O registo grátis está igualmente disponível para donos de terrenos a sul do Tejo, onde o território está já cadastrado. Neste caso, basta apresentarem numa conservatória a carta cadastral.
"Mesmo que implique uma atualização da área na caderneta predial, isso não implica qualquer penalização a nível de impostos", sublinha ainda Pedro Tavares.
Projeto-piloto
Até os padres apelaram à participação
Durante a fase-piloto do cadastro simplificado, os técnicos municipais chegaram a deslocar-se a lares de idosos, cafés e até igrejas para que os proprietários pudessem identificar os limites dos seus terrenos.
"Pedimos a alguns padres para falarem sobre a necessidade de fazerem este trabalho", conta o coordenador da estrutura da missão, que lembra ainda a componente tecnológica desta iniciativa, incluindo o recurso a drones. No total, está previsto que o programa receba, até 2026, 56 milhões de euros no âmbito do Plano de Recuperação e Resiliência, financiado pela União Europeia.
Números
8 milhões de matrizes no Norte e Centro do país, às quais correspondem somente 2,5 milhões de registos prediais. A sul do Tejo, há três milhões de matrizes.

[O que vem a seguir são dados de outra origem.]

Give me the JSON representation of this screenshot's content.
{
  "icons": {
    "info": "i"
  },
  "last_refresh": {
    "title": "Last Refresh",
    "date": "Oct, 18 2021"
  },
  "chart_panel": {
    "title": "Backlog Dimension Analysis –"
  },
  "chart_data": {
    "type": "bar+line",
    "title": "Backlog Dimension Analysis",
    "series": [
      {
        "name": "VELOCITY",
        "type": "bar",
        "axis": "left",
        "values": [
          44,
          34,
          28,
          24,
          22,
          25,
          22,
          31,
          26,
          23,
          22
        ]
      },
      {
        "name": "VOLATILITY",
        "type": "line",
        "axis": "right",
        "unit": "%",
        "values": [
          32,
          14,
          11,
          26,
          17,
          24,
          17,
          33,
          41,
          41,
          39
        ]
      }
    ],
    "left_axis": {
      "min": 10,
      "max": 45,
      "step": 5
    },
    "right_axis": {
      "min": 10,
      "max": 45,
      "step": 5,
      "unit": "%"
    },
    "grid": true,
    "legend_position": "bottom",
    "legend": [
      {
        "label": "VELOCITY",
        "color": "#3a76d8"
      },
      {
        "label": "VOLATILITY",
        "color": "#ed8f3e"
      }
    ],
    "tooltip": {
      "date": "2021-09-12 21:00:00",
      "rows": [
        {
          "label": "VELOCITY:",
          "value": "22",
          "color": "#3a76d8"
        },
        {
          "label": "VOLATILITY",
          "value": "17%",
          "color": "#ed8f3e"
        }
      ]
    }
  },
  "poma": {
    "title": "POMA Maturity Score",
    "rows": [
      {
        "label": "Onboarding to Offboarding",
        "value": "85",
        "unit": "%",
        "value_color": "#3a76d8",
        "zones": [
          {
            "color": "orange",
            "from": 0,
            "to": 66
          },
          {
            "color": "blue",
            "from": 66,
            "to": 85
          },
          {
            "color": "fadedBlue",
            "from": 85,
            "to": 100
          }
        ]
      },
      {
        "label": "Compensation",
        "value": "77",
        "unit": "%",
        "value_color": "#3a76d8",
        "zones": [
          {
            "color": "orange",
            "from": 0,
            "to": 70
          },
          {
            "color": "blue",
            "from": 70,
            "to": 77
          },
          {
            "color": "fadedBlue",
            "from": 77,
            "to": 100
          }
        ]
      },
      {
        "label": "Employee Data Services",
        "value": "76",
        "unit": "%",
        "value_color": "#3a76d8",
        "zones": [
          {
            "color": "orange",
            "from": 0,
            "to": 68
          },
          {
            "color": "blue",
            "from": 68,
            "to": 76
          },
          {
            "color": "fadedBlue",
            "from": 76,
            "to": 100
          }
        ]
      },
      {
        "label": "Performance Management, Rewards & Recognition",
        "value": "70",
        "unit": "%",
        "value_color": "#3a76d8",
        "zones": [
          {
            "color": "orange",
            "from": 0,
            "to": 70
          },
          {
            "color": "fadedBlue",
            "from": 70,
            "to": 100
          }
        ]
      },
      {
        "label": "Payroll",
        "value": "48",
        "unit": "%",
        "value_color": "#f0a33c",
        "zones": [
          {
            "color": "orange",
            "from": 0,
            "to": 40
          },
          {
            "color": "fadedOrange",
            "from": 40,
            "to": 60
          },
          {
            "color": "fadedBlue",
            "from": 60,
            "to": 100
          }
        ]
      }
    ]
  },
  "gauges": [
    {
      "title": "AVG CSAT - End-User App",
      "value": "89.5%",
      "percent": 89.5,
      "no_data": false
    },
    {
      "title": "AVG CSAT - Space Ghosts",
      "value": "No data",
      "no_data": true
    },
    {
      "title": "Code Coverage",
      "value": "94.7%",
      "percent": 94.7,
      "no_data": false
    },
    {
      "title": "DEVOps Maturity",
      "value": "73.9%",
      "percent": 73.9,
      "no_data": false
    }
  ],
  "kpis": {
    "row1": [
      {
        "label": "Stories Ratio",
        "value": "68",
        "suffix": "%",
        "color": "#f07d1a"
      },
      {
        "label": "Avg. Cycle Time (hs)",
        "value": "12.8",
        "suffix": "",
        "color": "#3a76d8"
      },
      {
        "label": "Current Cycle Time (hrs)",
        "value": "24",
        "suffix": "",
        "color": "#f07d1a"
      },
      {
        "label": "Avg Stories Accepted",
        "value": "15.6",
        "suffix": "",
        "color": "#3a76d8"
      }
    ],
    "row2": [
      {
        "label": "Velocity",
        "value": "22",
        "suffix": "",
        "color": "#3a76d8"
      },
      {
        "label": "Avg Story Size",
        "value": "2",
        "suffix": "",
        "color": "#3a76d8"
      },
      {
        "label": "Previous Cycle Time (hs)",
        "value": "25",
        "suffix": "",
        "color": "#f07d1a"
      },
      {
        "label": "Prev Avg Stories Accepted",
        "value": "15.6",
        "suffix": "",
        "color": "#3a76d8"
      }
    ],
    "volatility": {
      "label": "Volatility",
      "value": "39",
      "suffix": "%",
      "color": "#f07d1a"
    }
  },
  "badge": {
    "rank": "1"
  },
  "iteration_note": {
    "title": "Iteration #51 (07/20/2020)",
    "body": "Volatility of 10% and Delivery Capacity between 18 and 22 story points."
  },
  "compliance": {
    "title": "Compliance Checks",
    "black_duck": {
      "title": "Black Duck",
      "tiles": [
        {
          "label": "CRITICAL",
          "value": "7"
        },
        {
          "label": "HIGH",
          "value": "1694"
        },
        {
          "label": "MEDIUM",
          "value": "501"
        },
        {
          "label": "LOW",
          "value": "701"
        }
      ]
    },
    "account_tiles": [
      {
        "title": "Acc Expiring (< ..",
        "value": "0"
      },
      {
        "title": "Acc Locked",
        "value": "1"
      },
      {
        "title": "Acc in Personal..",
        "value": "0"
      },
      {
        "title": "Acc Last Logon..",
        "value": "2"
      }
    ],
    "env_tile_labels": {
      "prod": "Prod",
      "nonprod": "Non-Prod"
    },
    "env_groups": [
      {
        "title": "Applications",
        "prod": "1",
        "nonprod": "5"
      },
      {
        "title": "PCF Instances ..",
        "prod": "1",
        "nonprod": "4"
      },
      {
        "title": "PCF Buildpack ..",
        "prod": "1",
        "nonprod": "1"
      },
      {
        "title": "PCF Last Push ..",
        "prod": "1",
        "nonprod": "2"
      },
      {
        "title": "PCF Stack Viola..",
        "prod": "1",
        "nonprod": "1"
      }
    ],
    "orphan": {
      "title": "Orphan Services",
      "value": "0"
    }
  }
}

139 mil representações gráficas feitas durante o projeto-piloto, que abrangeu apenas dez dos 152 municípios onde não existe qualquer cadastro do território.
24 milhões de euros atribuídos a 138 municípios do Norte e Centro para porem e formarem técnicos e apetrechamento com os meios tecnológicos necessários.
Entrevista
Que importância tem este programa para a política do território?
Nunca conseguimos, a nível nacional, ter uma visão clara daquilo que é o território, de quem é a propriedade e de como é que podemos gerir melhor este território. A grande importância deste projeto está ligada à capacidade de acelerarmos o processo de identificação da propriedade e de podermos usar as tecnologias para aquilo que servem: permitir dar melhor informação aos cidadãos e à administração e dela tirar valor para o território.
Como poderá, no final do programa, ser retirado esse valor?
Toda esta informação vai permitir criar uma mais-valia daquilo que vai ser, para os municípios, o conhecimento dos seus próprios planos, da sua própria prevenção de incêndios, dos projetos associados à organização do território; e, para a administração central, ter acesso a informações que antes não tinha. Se queremos tirar valor da floresta e do nosso território, se queremos criar uma visão económica de futuro com novas formas de gerir, também precisamos de conhecer.
Acredita que conseguirão mobilizar os cidadãos a participar?
Acredito firmemente. Na experiência que tivemos [na fase-piloto], tínhamos todo o tipo de respostas. O cidadão que era o proprietário mais antigo, que dizia "por fim vou conseguir deixar para os meus filhos uma situação que não vai ser de drama, vou deixar as coisas como deve ser e estou feliz". Depois tínhamos também muitas pessoas que, sendo descendentes, não sabiam onde é que estava a área. "O meu avô deixou-me isto, mas não faço ideia de onde é que é". Quando falamos da terra sem dono, o que podemos dizer é que ela existe, tem um nome antigo, mas não se sabe quem é o proprietário. Esse é o grande trabalho a alcançar e é o próprio cidadão que está desejoso que isso aconteça.